The first stage of disaster is the inability of its supporters to even define the Enlighenment."

http://darwiniana.com/2007/07/05/hijacking-the-enlightenment/

"Here Kant, inspired by Rousseau, and the legacy of Newton, sees the light at the end of the tunnel, and produces a matrix of liberal post-Protestantism at once informed by science and the legacy of religion. Here in one phrase the keynote is sounded in the adjunction to causality based scientism of the idea of freedom.
From this we can foresee, not the hybridization of false compromises under the threat of religious reaction, but the creation of a secularism that is a far superior foundation for religion than the archaic remnants of the Axial Age, among them the classic monotheisms, whose fate is sealed by the dynamics of a New Age of history. And yet these religious formations linger with a warning that the technocratic cults of pseudo-science and Social Darwinist economism and biologism have failed the promise of a true secularism. And they issue a warning that modernity will be swept away if nothing more is imagined than the absurd posture of the iron cage administered by the mind control fascists who have hijacked the name of the Enlightenment."

http://darwiniana.com/2007/08/19/times-the-politics-of-god/

Robert said...

I don't think it's impossible for beings other than the ones recognized by modern science to exist, but generally speaking I think we have to act based on what we can understand.

For example, how many ppm of some pollutant can a naga handle before it effects the naga's health? We have no way of knowing this because we can't even observe their existence.

If we have a drug factory producing a life-saving drug that emits 1ppm of something bad, do we shut down the factory to save the nagas? I think you would have a hard time making this case.

The main problem I see with "sacredness of nature" ideas is that it can lead to violent extremism. After all, if nature is the embodiment of God (or nagas, or devas), maybe it's not so unreasonable to kill humans to save a single tree? This is the kind of stuff that leads to tree-spiking and eco-terrorism.
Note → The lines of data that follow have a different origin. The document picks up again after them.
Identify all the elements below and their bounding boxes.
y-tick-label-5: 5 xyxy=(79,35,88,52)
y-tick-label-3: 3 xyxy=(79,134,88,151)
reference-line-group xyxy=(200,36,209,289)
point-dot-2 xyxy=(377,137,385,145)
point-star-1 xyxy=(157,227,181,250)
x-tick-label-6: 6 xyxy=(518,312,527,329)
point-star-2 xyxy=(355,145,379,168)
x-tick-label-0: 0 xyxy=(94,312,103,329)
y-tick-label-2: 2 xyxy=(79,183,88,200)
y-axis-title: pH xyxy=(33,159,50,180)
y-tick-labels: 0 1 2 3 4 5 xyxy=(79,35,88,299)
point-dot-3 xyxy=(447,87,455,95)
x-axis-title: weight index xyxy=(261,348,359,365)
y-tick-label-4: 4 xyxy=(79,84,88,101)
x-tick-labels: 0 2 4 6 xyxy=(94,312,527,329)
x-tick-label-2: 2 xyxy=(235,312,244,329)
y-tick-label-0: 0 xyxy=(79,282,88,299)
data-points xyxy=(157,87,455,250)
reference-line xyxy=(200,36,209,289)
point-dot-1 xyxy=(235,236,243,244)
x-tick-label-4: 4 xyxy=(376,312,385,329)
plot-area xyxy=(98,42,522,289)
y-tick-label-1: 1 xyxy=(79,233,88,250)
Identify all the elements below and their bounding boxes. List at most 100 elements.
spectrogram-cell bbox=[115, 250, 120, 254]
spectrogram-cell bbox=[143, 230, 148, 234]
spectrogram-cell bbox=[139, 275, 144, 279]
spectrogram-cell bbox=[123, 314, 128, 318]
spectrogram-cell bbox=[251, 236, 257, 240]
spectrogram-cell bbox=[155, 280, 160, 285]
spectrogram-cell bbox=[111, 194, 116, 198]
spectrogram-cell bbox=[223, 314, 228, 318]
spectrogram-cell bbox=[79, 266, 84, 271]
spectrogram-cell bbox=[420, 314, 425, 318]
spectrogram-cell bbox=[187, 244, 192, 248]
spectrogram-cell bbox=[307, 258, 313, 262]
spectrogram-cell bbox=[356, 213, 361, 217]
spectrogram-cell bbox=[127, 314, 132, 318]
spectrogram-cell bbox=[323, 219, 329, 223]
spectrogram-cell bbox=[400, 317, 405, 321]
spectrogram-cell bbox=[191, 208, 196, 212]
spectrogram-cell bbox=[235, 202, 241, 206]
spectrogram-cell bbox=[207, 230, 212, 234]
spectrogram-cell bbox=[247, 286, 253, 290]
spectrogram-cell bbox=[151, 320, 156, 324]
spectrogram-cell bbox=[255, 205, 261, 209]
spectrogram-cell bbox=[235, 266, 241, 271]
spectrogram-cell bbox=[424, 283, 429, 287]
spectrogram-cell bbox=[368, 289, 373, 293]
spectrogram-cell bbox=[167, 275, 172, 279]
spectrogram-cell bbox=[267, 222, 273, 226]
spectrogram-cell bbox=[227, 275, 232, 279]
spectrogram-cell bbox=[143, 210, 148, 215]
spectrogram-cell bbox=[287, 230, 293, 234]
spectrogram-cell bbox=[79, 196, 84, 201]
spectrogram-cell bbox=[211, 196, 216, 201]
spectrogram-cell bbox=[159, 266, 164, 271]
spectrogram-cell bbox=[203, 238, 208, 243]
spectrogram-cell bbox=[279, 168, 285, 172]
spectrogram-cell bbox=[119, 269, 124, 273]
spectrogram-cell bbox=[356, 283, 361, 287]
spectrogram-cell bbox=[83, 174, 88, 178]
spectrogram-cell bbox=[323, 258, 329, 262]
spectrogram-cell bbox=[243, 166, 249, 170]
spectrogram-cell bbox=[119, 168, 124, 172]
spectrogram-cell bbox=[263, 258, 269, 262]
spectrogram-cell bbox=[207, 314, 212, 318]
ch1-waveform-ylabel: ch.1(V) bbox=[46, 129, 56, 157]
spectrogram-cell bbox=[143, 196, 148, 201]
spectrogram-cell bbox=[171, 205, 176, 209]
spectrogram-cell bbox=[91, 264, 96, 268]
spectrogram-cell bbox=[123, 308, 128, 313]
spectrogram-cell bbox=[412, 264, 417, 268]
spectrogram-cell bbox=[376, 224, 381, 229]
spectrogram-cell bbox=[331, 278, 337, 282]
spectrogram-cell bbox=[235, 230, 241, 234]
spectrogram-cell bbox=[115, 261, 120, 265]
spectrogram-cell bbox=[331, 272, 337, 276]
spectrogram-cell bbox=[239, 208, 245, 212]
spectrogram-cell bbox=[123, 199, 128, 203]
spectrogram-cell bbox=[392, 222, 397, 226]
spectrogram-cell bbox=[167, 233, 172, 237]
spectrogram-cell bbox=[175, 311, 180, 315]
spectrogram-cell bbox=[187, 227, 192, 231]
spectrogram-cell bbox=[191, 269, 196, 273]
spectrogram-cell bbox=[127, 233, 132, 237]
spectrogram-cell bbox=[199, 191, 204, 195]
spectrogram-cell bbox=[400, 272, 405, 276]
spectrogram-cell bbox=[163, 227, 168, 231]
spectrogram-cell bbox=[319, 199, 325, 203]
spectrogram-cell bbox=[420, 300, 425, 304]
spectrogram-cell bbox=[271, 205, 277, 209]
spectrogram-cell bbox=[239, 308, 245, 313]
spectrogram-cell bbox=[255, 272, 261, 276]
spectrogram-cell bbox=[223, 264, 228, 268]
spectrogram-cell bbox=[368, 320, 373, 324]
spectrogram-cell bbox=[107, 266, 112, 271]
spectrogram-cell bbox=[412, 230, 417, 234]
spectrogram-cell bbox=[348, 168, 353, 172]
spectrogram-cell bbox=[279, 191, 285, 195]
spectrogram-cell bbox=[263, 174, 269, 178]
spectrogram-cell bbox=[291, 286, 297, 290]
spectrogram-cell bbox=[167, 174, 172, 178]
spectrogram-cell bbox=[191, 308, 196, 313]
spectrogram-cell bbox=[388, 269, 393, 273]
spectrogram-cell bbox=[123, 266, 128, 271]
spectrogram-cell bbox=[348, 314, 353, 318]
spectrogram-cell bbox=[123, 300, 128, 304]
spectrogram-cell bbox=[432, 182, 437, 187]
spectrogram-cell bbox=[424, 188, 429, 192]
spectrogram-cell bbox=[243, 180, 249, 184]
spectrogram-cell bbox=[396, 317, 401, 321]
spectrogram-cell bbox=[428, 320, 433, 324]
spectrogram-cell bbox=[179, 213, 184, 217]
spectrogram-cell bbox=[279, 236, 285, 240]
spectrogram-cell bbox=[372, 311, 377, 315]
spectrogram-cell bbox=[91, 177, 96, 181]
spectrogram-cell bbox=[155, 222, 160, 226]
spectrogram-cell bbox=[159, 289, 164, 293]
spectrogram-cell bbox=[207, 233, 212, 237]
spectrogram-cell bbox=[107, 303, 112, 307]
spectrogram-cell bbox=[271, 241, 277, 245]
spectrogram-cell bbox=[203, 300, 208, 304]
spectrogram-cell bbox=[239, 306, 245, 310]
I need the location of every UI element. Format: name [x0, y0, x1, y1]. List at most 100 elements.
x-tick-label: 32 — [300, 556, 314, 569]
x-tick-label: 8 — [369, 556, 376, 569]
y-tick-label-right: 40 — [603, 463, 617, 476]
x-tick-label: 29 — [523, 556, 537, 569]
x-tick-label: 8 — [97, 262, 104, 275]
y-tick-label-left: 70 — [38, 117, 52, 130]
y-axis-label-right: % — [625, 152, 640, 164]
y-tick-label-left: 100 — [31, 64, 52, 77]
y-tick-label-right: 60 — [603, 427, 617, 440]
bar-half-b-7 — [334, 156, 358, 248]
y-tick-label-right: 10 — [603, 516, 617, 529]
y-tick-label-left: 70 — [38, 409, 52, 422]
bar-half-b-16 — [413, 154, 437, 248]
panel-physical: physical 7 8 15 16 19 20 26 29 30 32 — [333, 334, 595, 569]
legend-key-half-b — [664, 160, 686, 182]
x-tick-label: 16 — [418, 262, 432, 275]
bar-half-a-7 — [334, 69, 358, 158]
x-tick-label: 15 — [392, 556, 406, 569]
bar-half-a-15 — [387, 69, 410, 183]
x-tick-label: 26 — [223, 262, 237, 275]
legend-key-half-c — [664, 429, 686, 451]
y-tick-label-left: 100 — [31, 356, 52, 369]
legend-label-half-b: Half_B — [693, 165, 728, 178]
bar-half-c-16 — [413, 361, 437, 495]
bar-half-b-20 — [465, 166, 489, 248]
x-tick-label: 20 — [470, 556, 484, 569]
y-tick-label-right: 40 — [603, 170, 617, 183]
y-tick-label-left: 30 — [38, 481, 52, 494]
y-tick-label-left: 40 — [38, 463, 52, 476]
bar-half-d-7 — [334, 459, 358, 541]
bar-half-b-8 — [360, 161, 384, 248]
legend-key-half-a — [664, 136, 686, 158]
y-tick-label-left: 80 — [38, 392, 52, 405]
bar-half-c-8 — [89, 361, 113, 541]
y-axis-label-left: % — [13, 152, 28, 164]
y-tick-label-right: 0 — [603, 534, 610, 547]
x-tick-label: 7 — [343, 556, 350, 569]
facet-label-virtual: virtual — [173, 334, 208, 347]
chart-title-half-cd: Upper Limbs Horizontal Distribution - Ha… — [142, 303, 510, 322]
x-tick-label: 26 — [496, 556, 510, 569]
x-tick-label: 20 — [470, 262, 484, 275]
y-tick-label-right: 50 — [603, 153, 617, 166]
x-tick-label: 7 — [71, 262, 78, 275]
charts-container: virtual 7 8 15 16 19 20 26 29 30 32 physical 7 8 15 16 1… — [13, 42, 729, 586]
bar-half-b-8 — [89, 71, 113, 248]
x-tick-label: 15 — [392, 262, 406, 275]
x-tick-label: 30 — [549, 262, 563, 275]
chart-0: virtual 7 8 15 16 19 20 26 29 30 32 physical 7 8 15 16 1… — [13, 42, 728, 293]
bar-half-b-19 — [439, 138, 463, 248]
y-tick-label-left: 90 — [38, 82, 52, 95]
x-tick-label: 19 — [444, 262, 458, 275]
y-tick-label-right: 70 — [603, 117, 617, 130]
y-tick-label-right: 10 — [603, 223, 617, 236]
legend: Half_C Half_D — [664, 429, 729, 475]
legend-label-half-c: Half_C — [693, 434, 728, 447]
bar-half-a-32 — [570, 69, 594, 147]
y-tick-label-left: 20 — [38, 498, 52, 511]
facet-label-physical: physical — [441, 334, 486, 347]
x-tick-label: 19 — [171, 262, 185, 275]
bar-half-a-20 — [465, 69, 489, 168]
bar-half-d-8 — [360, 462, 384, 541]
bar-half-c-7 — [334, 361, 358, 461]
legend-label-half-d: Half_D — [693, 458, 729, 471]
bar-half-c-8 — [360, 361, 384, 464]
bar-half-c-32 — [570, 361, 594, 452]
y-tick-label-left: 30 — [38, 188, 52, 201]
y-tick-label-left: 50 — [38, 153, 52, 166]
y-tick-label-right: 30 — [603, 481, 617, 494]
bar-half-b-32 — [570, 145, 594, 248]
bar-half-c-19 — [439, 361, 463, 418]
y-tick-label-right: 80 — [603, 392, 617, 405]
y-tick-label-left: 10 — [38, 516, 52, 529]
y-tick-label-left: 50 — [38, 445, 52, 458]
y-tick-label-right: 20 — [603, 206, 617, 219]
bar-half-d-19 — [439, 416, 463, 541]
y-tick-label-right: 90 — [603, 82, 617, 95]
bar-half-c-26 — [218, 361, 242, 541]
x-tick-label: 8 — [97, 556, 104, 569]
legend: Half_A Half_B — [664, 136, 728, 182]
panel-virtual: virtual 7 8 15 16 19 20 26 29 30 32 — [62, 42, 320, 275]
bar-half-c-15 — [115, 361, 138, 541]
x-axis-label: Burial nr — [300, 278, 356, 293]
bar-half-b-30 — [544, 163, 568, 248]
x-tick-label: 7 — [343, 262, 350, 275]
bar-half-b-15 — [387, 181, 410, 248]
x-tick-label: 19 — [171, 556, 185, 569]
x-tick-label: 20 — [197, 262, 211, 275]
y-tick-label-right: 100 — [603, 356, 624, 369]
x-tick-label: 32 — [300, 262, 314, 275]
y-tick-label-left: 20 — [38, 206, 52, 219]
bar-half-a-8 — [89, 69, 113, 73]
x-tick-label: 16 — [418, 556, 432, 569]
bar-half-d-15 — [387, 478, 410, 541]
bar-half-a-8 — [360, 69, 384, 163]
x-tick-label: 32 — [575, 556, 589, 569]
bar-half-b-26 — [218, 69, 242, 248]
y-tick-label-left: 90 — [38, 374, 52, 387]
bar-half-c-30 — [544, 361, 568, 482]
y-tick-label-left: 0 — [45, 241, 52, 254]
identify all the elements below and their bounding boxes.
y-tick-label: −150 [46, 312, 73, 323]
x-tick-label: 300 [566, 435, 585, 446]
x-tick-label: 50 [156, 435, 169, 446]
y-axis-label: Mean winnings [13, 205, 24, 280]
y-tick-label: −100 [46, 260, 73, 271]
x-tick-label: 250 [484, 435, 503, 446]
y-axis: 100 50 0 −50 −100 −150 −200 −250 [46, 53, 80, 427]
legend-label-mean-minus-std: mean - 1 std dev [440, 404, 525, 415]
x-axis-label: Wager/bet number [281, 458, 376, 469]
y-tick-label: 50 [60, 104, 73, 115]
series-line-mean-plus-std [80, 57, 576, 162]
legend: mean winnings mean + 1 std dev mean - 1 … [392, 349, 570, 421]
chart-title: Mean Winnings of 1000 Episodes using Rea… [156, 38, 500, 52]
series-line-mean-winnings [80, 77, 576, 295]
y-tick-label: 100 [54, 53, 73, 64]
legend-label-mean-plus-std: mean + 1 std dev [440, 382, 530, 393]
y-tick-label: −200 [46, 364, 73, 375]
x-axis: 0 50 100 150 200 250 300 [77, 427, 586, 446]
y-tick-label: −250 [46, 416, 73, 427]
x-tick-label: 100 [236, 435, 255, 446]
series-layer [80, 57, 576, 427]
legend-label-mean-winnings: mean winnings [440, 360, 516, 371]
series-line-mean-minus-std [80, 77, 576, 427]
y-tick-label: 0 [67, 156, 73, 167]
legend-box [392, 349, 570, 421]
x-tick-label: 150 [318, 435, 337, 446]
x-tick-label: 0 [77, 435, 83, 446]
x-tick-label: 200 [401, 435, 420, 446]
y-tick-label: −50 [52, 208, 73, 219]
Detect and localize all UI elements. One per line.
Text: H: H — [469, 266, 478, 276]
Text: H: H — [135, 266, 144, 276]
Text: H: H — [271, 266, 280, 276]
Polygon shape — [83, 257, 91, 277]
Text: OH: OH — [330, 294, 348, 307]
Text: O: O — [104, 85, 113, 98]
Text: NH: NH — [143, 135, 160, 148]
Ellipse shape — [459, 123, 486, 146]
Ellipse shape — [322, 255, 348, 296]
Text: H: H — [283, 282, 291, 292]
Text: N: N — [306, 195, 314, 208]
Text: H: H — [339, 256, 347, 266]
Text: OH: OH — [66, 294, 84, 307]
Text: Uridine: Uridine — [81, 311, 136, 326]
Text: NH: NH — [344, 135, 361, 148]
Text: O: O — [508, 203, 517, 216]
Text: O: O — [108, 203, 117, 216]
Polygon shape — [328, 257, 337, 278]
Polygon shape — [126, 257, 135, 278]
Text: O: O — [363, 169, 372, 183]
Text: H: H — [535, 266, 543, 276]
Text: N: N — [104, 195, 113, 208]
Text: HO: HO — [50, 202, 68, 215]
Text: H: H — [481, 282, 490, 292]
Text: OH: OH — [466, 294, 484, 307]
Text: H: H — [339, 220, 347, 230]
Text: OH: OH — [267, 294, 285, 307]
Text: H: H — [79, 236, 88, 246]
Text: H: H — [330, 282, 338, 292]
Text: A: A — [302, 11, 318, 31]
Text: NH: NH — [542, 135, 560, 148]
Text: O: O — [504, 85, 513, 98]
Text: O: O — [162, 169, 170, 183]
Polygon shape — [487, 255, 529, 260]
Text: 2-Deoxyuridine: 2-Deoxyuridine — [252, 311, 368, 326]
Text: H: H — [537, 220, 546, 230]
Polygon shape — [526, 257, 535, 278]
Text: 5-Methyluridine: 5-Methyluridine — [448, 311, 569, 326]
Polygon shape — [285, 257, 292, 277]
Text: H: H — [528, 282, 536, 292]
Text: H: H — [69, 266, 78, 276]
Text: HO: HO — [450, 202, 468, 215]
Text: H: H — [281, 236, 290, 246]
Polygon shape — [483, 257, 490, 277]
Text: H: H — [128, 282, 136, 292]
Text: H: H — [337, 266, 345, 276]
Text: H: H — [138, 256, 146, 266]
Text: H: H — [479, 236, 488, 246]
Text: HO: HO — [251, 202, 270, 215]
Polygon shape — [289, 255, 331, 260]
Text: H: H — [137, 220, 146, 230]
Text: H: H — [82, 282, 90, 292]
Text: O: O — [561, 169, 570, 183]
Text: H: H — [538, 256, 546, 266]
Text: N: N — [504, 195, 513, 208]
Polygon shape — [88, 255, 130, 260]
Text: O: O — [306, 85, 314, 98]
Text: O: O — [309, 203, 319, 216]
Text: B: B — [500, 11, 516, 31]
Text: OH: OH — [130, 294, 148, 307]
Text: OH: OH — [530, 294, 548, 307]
To me it seems critical that we look at things in cause-and-effect terms for the benefit of beings rather than any sort of abstract concept like divine agents or God embodied in nature.

And regarding people losing touch with faeries and such, I don't think we have. Now that forests and rivers and stuff aren't so mysterious anymore, the faeries have just moved into outer space. Basically, mysterious creatures always move from a mysterious place once it's no longer mysterious to another new place that's mysterious. Outer space is mysterious because we haven't been there, can't study it, but the potential for other life out there seems very real.

So in modern times instead of ghosts and faeries we have more people who believe in aliens and get visited by aliens.